The geothermal energy may be defined as the heat energy obtainable from hot rocks present inside the earth crust. At the deeper region of earth crust, the solid rock gets melted in to magma, due to very high temperature. The magma layer is pushed up due to some geological changes and get concentrated below the earth crust. The places of hot magma concentration at fairly less depth are known as hot spots.

These hot spots are known as sources of geothermal energy. Now a days, efforts are being made to use this energy for generating power and creating refrigeration etc. There are a quite few number of methods of harnessing geothermal energy. Different sites of geothermal energy generation are Puga (Ladakh), Tattapani (Suraguja, M.P.), Cambay Basin (Alkananda Valley, Uttaranchal).

  1. Bio-mass based energy:

The organic matters originated from living organisms (plants and animals) like wood, cattle dung, sewage, agricultural wastes etc. are called as biomass. These substances can be burnt to produce heat energy which can be used in the generation of electricity. Thus, the energy produced from the biomass is known as biomass energy.

There are three forms of biomass:

(i) Biomass in traditional form:

Energy is released by direct burning of biomass (e.g. wood, agricultural residue etc.)

(ii) Biomass in nontraditional form:

The biomass may be converted in to some other form of fuel which can release energy. For example carbohydrate can be converted into methanol or ethanol which may be used as a liquid fuel.

(iii) Biomass for domestic use:

When organic matters like cow dung, agricultural wastes, human excreta etc. subjected to bacterial decomposition in presence of water in absence of air, a mixture of CH4, C02, H2, H2S etc. is produced. These gases together is known as biogas. The residue left after the removal of biogas is a good source of manure and biogas is used as a good source of non-polluting fuel.

  1. Biogas:

Biogas is an important source of energy to meet energy, requirements of rural area. As per given data, around 22,420-million m3 of gas can be produced from the large amount of cow dungs obtained in rural areas in a year. The gas is generated by the action of bacteria on cow dung in absence of air (oxygen). There are two types of biogas plants namely. Fixed done type and floating gas holder type .

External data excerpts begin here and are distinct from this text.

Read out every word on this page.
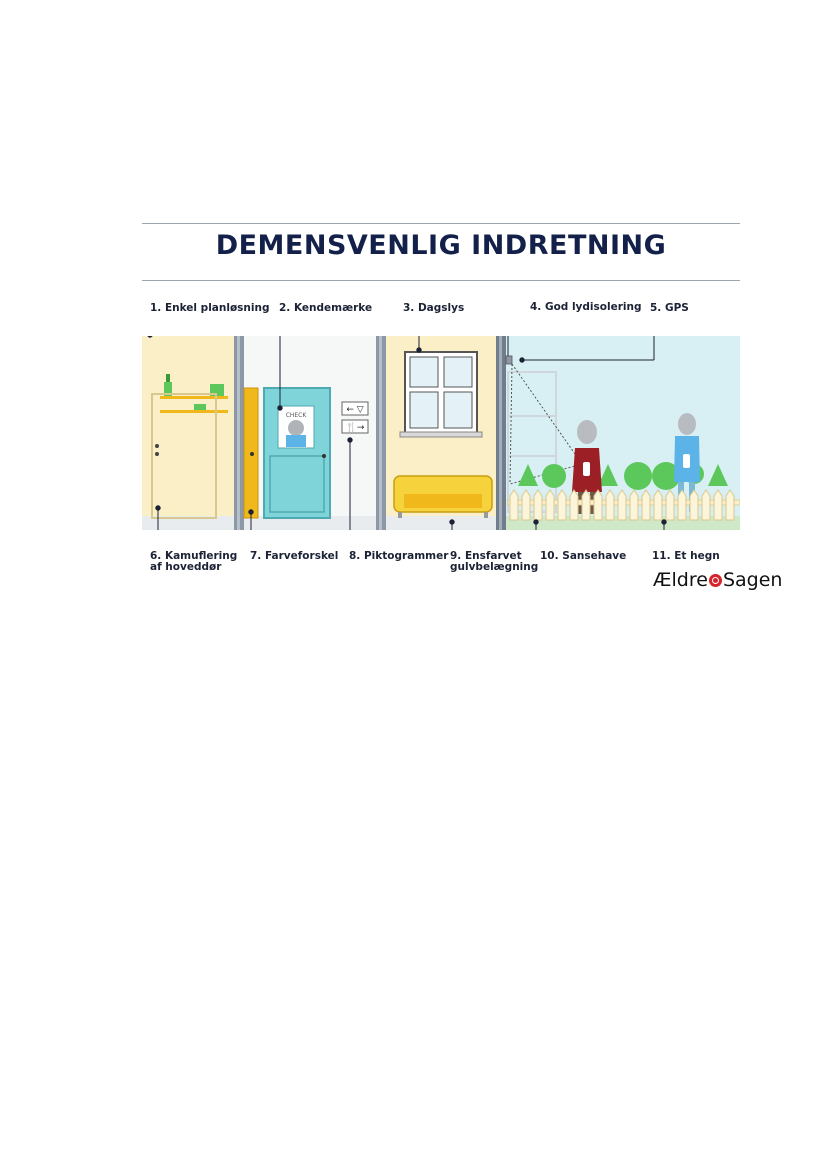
DEMENSVENLIG INDRETNING
1. Enkel planløsning 2. Kendemærke	3. Dagslys	4. God lydisolering 5. GPS
CHECK
← ▽
🍴→
6. Kamuflering
af hoveddør
7. Farveforskel 8. Piktogrammer 9. Ensfarvet
gulvbelægning
10. Sansehave 11. Et hegn
Ældre Sagen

These plants are commonly known as Gobar gas plants because the usual raw material is cow dung (Gobar). The methodology involves in the process is to prepare a slurry of cow dung with water. Sometimes form waters can also be added to the slurry.

The slurry is subjected to bacterial decomposition at 35 .C. There are about 330, 00 biogas plants in India. All India dung production is about 11.30 kg per cattle and 11.60 kg per buffalo with about 67.10 m3 of gas per ton of wet dung.


  1. Petro plants:

In order to release the pressure on mineral oils (a nonrenewable resource), the scientists have discovered some potential plant species from which liquid hydrocarbons can be extracted. The liquid hydrocarbons present in such plants can be converted in to petroleum.

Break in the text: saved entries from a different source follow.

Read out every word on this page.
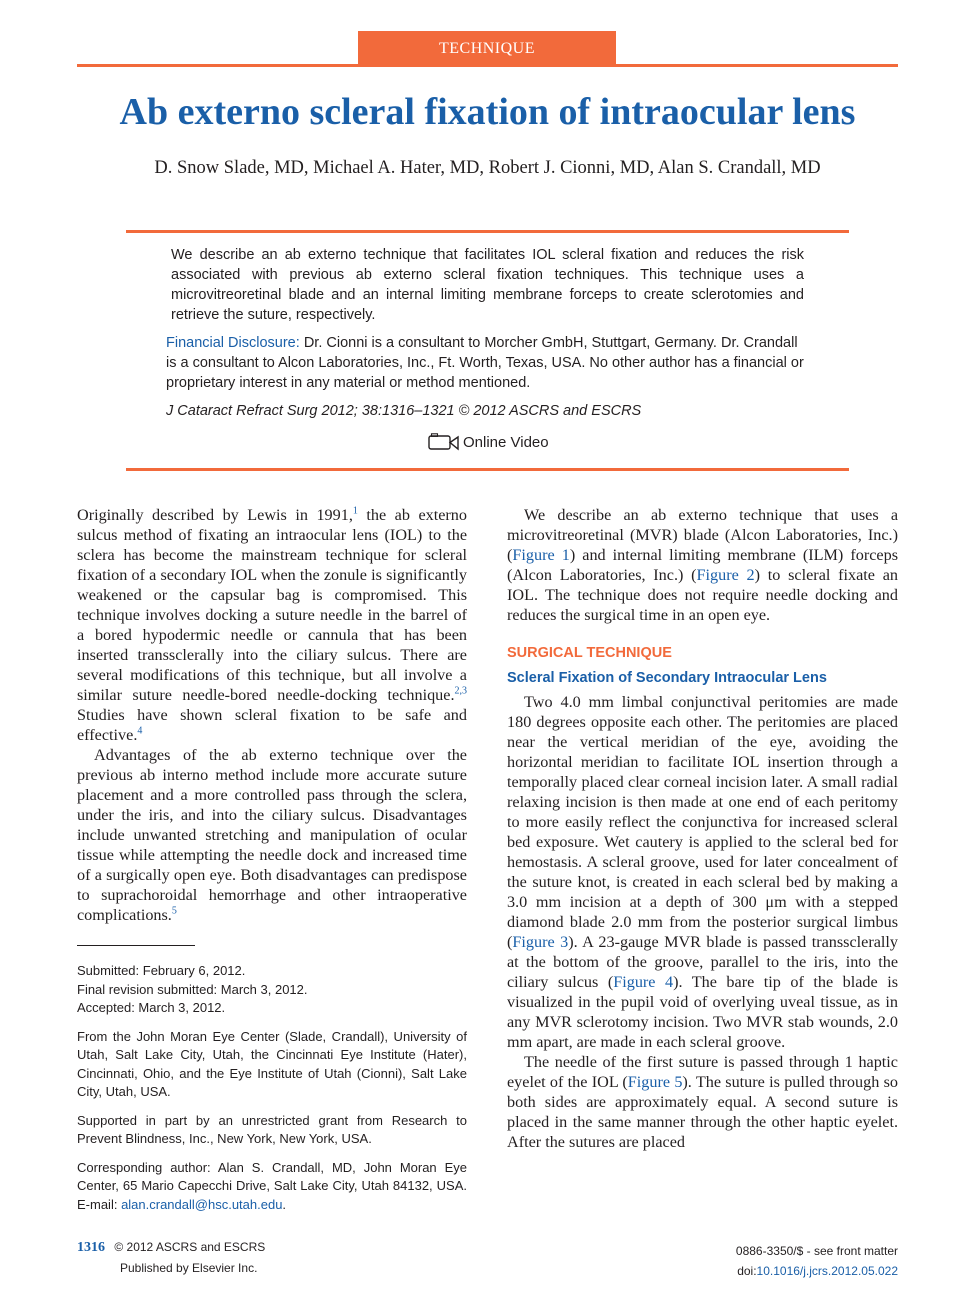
TECHNIQUE
Ab externo scleral fixation of intraocular lens
D. Snow Slade, MD, Michael A. Hater, MD, Robert J. Cionni, MD, Alan S. Crandall, MD
We describe an ab externo technique that facilitates IOL scleral fixation and reduces the risk associated with previous ab externo scleral fixation techniques. This technique uses a microvitreoretinal blade and an internal limiting membrane forceps to create sclerotomies and retrieve the suture, respectively.
Financial Disclosure: Dr. Cionni is a consultant to Morcher GmbH, Stuttgart, Germany. Dr. Crandall is a consultant to Alcon Laboratories, Inc., Ft. Worth, Texas, USA. No other author has a financial or proprietary interest in any material or method mentioned.
J Cataract Refract Surg 2012; 38:1316–1321 © 2012 ASCRS and ESCRS
Online Video

Originally described by Lewis in 1991,$^1$ the ab externo sulcus method of fixating an intraocular lens (IOL) to the sclera has become the mainstream technique for scleral fixation of a secondary IOL when the zonule is significantly weakened or the capsular bag is compromised. This technique involves docking a suture needle in the barrel of a bored hypodermic needle or cannula that has been inserted transsclerally into the ciliary sulcus. There are several modifications of this technique, but all involve a similar suture needle-bored needle-docking technique.$^{2,3}$ Studies have shown scleral fixation to be safe and effective.$^4$

Advantages of the ab externo technique over the previous ab interno method include more accurate suture placement and a more controlled pass through the sclera, under the iris, and into the ciliary sulcus. Disadvantages include unwanted stretching and manipulation of ocular tissue while attempting the needle dock and increased time of a surgically open eye. Both disadvantages can predispose to suprachoroidal hemorrhage and other intraoperative complications.$^5$

Submitted: February 6, 2012.
Final revision submitted: March 3, 2012.
Accepted: March 3, 2012.

From the John Moran Eye Center (Slade, Crandall), University of Utah, Salt Lake City, Utah, the Cincinnati Eye Institute (Hater), Cincinnati, Ohio, and the Eye Institute of Utah (Cionni), Salt Lake City, Utah, USA.

Supported in part by an unrestricted grant from Research to Prevent Blindness, Inc., New York, New York, USA.

Corresponding author: Alan S. Crandall, MD, John Moran Eye Center, 65 Mario Capecchi Drive, Salt Lake City, Utah 84132, USA. E-mail: alan.crandall@hsc.utah.edu.

We describe an ab externo technique that uses a microvitreoretinal (MVR) blade (Alcon Laboratories, Inc.) (Figure 1) and internal limiting membrane (ILM) forceps (Alcon Laboratories, Inc.) (Figure 2) to scleral fixate an IOL. The technique does not require needle docking and reduces the surgical time in an open eye.

SURGICAL TECHNIQUE

Scleral Fixation of Secondary Intraocular Lens

Two 4.0 mm limbal conjunctival peritomies are made 180 degrees opposite each other. The peritomies are placed near the vertical meridian of the eye, avoiding the horizontal meridian to facilitate IOL insertion through a temporally placed clear corneal incision later. A small radial relaxing incision is then made at one end of each peritomy to more easily reflect the conjunctiva for increased scleral bed exposure. Wet cautery is applied to the scleral bed for hemostasis. A scleral groove, used for later concealment of the suture knot, is created in each scleral bed by making a 3.0 mm incision at a depth of 300 μm with a stepped diamond blade 2.0 mm from the posterior surgical limbus (Figure 3). A 23-gauge MVR blade is passed transsclerally at the bottom of the groove, parallel to the iris, into the ciliary sulcus (Figure 4). The bare tip of the blade is visualized in the pupil void of overlying uveal tissue, as in any MVR sclerotomy incision. Two MVR stab wounds, 2.0 mm apart, are made in each scleral groove.

The needle of the first suture is passed through 1 haptic eyelet of the IOL (Figure 5). The suture is pulled through so both sides are approximately equal. A second suture is placed in the same manner through the other haptic eyelet. After the sutures are placed

1316 © 2012 ASCRS and ESCRS
Published by Elsevier Inc.
0886-3350/$ - see front matter
doi:10.1016/j.jcrs.2012.05.022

Such plants are known as petro plants which belong to families Apocynaceae, Ascalepiadaceae, Euphrobiaceae; Convolvulaceae and Spontaceae. Still research is on to increase the biomass of the petro plants and effective method of converting their hydrocarbons in petroleum.

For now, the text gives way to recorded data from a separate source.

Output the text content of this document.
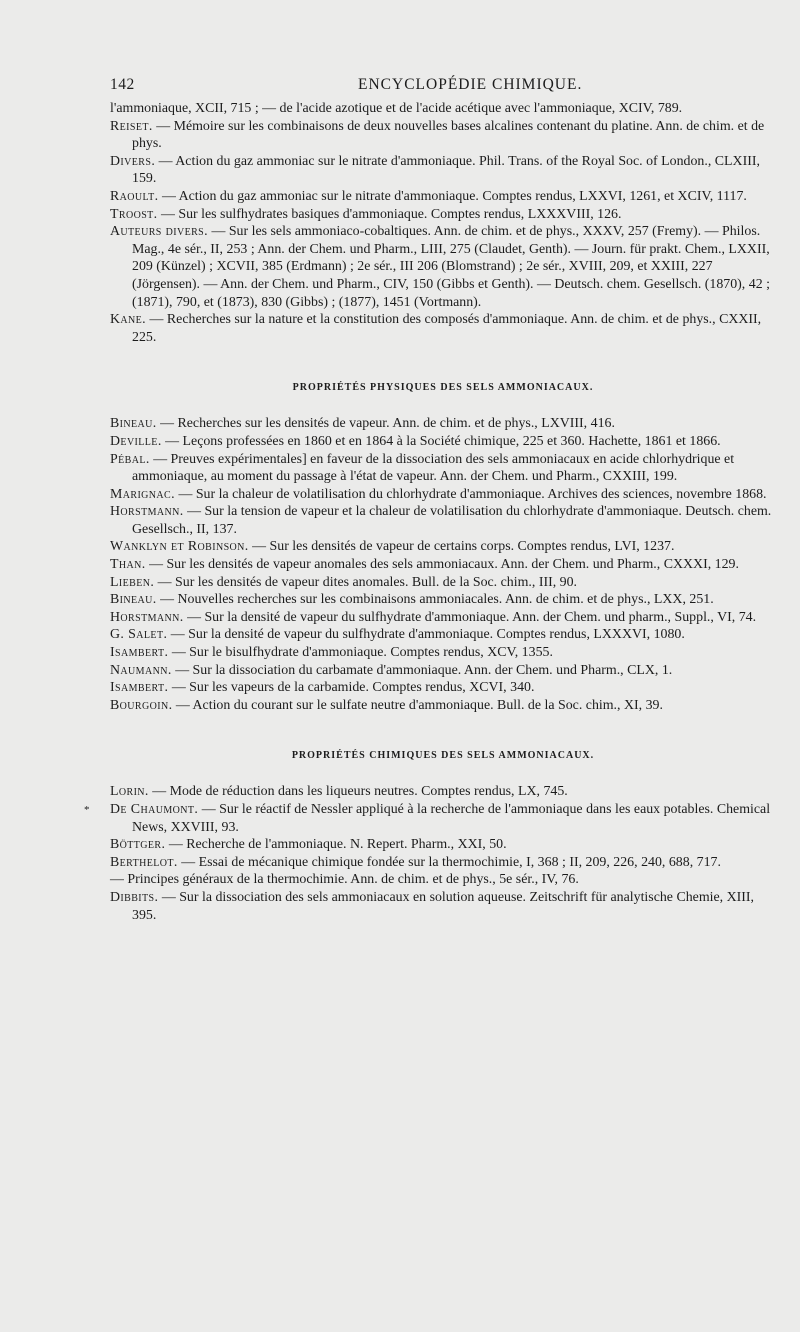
142	ENCYCLOPÉDIE CHIMIQUE.

l'ammoniaque, XCII, 715 ; — de l'acide azotique et de l'acide acétique avec l'ammoniaque, XCIV, 789.

Reiset. — Mémoire sur les combinaisons de deux nouvelles bases alcalines contenant du platine. Ann. de chim. et de phys.

Divers. — Action du gaz ammoniac sur le nitrate d'ammoniaque. Phil. Trans. of the Royal Soc. of London., CLXIII, 159.

Raoult. — Action du gaz ammoniac sur le nitrate d'ammoniaque. Comptes rendus, LXXVI, 1261, et XCIV, 1117.

Troost. — Sur les sulfhydrates basiques d'ammoniaque. Comptes rendus, LXXXVIII, 126.

Auteurs divers. — Sur les sels ammoniaco-cobaltiques. Ann. de chim. et de phys., XXXV, 257 (Fremy). — Philos. Mag., 4e sér., II, 253 ; Ann. der Chem. und Pharm., LIII, 275 (Claudet, Genth). — Journ. für prakt. Chem., LXXII, 209 (Künzel) ; XCVII, 385 (Erdmann) ; 2e sér., III 206 (Blomstrand) ; 2e sér., XVIII, 209, et XXIII, 227 (Jörgensen). — Ann. der Chem. und Pharm., CIV, 150 (Gibbs et Genth). — Deutsch. chem. Gesellsch. (1870), 42 ; (1871), 790, et (1873), 830 (Gibbs) ; (1877), 1451 (Vortmann).

Kane. — Recherches sur la nature et la constitution des composés d'ammoniaque. Ann. de chim. et de phys., CXXII, 225.

PROPRIÉTÉS PHYSIQUES DES SELS AMMONIACAUX.

Bineau. — Recherches sur les densités de vapeur. Ann. de chim. et de phys., LXVIII, 416.

Deville. — Leçons professées en 1860 et en 1864 à la Société chimique, 225 et 360. Hachette, 1861 et 1866.

Pébal. — Preuves expérimentales] en faveur de la dissociation des sels ammoniacaux en acide chlorhydrique et ammoniaque, au moment du passage à l'état de vapeur. Ann. der Chem. und Pharm., CXXIII, 199.

Marignac. — Sur la chaleur de volatilisation du chlorhydrate d'ammoniaque. Archives des sciences, novembre 1868.

Horstmann. — Sur la tension de vapeur et la chaleur de volatilisation du chlorhydrate d'ammoniaque. Deutsch. chem. Gesellsch., II, 137.

Wanklyn et Robinson. — Sur les densités de vapeur de certains corps. Comptes rendus, LVI, 1237.

Than. — Sur les densités de vapeur anomales des sels ammoniacaux. Ann. der Chem. und Pharm., CXXXI, 129.

Lieben. — Sur les densités de vapeur dites anomales. Bull. de la Soc. chim., III, 90.

Bineau. — Nouvelles recherches sur les combinaisons ammoniacales. Ann. de chim. et de phys., LXX, 251.

Horstmann. — Sur la densité de vapeur du sulfhydrate d'ammoniaque. Ann. der Chem. und pharm., Suppl., VI, 74.

G. Salet. — Sur la densité de vapeur du sulfhydrate d'ammoniaque. Comptes rendus, LXXXVI, 1080.

Isambert. — Sur le bisulfhydrate d'ammoniaque. Comptes rendus, XCV, 1355.

Naumann. — Sur la dissociation du carbamate d'ammoniaque. Ann. der Chem. und Pharm., CLX, 1.

Isambert. — Sur les vapeurs de la carbamide. Comptes rendus, XCVI, 340.

Bourgoin. — Action du courant sur le sulfate neutre d'ammoniaque. Bull. de la Soc. chim., XI, 39.

PROPRIÉTÉS CHIMIQUES DES SELS AMMONIACAUX.

Lorin. — Mode de réduction dans les liqueurs neutres. Comptes rendus, LX, 745.

De Chaumont. — Sur le réactif de Nessler appliqué à la recherche de l'ammoniaque dans les eaux potables. Chemical News, XXVIII, 93.

Böttger. — Recherche de l'ammoniaque. N. Repert. Pharm., XXI, 50.

Berthelot. — Essai de mécanique chimique fondée sur la thermochimie, I, 368 ; II, 209, 226, 240, 688, 717.

— Principes généraux de la thermochimie. Ann. de chim. et de phys., 5e sér., IV, 76.

Dibbits. — Sur la dissociation des sels ammoniacaux en solution aqueuse. Zeitschrift für analytische Chemie, XIII, 395.

*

  1. Dendrothermal energy (Energy plantation):

Due to rapid deforestation and overgrazing, a number of denuded wastelands are formed. On these wastelands, fast growing trees and shrubs may be planted which will provide fuel wood, charcoal, fodder, etc. Through gasification, these plants can produce a lot of energy-

  1. Baggasse-based plants:

Bagggasse is generated as a waste product in sugar mills. This can be utilised to produce electrical energy. As per available data, the sugar mills in India can generate about 2000 mW surplus electricity during crushing season.

  1. Energy from urban waste:

Sewage and solid municipal wastes can also generate energy on their suitable treatments.